Starting with 1.20.0, we can now use a value of “Surround” for the Replacement Strategy. Choosing this option then provides two additional (required) properties: Text to Prepend and Text to Append. This gives us the ability to easily insert text at the beginning and the end of the file, such as a Header and a Footer.

Conclusion

ReplaceText is used pretty heavily, both by experienced NiFi users and newbies alike. It’s incredibly powerful for dealing with textual data, but it can also be dangerous by exhausting heap if you load the entire contents of a FlowFile into memory.
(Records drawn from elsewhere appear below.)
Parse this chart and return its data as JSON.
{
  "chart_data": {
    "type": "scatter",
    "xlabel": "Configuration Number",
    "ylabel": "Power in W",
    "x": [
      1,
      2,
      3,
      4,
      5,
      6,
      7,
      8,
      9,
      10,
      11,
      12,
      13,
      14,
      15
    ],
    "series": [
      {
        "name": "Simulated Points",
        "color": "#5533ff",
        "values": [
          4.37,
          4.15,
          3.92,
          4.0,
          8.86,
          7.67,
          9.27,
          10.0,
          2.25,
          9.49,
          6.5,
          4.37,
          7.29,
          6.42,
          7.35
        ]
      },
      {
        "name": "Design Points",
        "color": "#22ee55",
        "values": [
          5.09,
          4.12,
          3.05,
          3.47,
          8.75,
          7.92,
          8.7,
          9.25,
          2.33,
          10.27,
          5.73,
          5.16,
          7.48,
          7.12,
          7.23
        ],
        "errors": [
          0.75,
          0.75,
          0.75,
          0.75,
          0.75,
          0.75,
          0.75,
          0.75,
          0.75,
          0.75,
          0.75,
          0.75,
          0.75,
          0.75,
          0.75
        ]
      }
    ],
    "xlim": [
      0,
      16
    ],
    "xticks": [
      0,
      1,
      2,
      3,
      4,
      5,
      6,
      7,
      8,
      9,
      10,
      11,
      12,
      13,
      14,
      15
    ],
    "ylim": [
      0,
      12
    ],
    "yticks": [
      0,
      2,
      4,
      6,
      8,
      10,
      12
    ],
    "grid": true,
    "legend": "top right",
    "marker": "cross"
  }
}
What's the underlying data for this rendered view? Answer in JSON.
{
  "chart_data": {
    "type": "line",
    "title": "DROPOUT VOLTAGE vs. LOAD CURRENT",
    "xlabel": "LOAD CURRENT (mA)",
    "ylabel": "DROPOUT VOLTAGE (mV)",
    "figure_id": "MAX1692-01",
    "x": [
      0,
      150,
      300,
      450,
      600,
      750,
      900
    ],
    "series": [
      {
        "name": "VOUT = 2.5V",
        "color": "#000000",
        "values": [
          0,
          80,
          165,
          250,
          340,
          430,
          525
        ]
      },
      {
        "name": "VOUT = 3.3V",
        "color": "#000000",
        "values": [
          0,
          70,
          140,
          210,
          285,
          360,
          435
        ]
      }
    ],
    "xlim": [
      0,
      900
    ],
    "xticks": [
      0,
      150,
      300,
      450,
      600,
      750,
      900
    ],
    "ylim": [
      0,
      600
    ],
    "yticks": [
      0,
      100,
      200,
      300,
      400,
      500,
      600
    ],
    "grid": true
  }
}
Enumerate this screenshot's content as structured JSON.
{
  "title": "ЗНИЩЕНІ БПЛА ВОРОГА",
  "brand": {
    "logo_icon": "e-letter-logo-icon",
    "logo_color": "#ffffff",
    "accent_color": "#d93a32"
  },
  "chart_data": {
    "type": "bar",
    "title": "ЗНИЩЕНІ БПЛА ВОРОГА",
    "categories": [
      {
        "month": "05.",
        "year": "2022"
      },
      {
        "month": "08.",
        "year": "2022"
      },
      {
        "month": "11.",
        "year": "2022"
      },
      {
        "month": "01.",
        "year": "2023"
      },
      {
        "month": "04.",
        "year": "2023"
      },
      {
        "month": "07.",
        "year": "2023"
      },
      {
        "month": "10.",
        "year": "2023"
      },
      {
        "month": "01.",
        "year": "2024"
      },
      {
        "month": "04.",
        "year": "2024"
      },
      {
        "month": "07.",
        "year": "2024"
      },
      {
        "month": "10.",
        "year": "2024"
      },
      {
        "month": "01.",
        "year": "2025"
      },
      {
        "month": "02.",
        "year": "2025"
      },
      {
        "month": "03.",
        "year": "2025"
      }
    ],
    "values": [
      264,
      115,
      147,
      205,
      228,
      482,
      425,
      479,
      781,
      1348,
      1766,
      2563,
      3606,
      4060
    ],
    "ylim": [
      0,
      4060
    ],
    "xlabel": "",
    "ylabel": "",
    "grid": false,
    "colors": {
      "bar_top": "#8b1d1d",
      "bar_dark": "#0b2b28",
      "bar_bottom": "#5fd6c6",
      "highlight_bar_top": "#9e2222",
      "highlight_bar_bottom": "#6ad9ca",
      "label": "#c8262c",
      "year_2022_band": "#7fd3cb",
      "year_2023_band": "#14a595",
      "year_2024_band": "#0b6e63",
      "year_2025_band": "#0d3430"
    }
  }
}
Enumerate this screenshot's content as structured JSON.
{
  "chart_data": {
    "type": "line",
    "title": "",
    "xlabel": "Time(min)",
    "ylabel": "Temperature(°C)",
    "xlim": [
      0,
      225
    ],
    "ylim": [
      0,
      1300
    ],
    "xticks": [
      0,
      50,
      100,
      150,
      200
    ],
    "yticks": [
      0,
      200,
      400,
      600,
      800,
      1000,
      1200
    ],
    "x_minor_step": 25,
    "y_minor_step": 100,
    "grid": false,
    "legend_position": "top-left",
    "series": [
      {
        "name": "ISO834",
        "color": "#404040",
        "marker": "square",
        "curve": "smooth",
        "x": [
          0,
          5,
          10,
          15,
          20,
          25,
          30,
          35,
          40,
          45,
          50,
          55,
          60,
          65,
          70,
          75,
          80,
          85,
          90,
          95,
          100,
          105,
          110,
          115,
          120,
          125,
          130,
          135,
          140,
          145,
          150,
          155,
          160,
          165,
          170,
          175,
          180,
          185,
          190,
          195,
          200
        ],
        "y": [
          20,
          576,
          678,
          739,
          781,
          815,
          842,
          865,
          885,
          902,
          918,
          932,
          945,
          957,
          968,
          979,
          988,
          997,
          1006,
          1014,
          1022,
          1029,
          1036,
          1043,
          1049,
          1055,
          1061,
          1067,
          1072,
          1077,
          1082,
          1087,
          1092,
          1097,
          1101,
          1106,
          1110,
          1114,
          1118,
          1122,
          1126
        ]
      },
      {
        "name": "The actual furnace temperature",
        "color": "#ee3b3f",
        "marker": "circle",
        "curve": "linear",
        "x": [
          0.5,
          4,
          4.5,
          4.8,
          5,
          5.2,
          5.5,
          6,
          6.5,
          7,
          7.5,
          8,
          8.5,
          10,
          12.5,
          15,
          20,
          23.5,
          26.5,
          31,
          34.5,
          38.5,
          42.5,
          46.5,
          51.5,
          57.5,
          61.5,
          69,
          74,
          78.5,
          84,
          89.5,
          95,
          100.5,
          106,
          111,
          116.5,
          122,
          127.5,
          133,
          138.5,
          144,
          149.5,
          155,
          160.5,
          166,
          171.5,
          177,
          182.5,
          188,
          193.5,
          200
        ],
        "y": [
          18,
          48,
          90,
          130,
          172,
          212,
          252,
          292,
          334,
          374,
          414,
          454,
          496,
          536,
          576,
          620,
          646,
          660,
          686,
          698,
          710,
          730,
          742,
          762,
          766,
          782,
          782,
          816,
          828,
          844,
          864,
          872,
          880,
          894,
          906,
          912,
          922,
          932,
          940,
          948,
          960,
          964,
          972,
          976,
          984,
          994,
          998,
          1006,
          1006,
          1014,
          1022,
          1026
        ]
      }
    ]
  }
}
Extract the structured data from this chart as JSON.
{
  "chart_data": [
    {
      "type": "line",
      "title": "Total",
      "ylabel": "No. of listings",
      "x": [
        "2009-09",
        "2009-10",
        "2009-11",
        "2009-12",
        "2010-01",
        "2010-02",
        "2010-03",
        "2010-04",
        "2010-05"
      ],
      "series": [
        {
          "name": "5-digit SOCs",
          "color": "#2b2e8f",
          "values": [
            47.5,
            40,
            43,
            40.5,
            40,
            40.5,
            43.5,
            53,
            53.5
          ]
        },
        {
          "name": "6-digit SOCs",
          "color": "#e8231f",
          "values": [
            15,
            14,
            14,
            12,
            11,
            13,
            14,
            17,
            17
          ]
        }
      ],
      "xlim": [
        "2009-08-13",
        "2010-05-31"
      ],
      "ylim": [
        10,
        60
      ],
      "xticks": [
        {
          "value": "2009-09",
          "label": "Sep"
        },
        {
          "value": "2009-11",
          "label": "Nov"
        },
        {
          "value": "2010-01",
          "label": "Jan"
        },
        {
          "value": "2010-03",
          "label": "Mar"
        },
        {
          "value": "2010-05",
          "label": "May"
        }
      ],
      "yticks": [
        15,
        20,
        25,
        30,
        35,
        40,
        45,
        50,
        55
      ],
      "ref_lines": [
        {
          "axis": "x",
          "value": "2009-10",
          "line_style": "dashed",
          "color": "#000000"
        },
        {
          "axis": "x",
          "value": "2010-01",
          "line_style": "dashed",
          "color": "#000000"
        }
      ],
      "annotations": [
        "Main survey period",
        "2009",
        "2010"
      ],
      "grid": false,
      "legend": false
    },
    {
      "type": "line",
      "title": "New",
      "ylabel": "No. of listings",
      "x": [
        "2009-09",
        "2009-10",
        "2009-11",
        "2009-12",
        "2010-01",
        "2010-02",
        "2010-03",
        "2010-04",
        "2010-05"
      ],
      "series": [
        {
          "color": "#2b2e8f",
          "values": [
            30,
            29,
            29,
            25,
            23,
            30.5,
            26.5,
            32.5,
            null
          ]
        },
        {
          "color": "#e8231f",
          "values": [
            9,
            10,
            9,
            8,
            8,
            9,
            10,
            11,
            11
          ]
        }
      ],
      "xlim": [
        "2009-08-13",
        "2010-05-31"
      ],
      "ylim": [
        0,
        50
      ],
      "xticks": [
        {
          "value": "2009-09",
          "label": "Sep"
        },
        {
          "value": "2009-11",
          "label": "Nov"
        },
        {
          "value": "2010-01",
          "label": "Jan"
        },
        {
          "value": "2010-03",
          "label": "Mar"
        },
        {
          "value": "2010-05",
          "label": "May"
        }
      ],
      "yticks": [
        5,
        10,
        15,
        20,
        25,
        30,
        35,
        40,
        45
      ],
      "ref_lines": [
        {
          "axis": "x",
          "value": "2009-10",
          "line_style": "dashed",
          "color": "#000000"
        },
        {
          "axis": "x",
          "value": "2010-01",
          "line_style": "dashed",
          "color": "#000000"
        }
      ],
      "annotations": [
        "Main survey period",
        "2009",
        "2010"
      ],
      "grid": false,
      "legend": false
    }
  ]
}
General guidelines for using the processor:

  • Never use an Evaluation Mode of “Entire Text” unless you plan to match newline characters in your search expression. And then, ensure that you have a reasonable limit set for the Maximum Buffer Size (the default 1 MB is often very appropriate).
  • Prefer a Replacement Strategy of “Surround” instead of two Processors in order to prepend text and append text. But this option is only available since version 1.20.0.
  • Avoid using expensive expressions such as .* in your Regular Expression when you can — instead, just include the part of the text that you need to match. You don’t have to match the entire line of text.
  • Use $1, $2, $3, etc. to reference Capturing Groups along with Expression Language in order to apply Expression Language to the contents of your FlowFile.
  • When possible, prefer Record-based processors, such as UpdateRecord, over ReplaceText, as it’s more efficient and less error-prone than using Regular Expressions.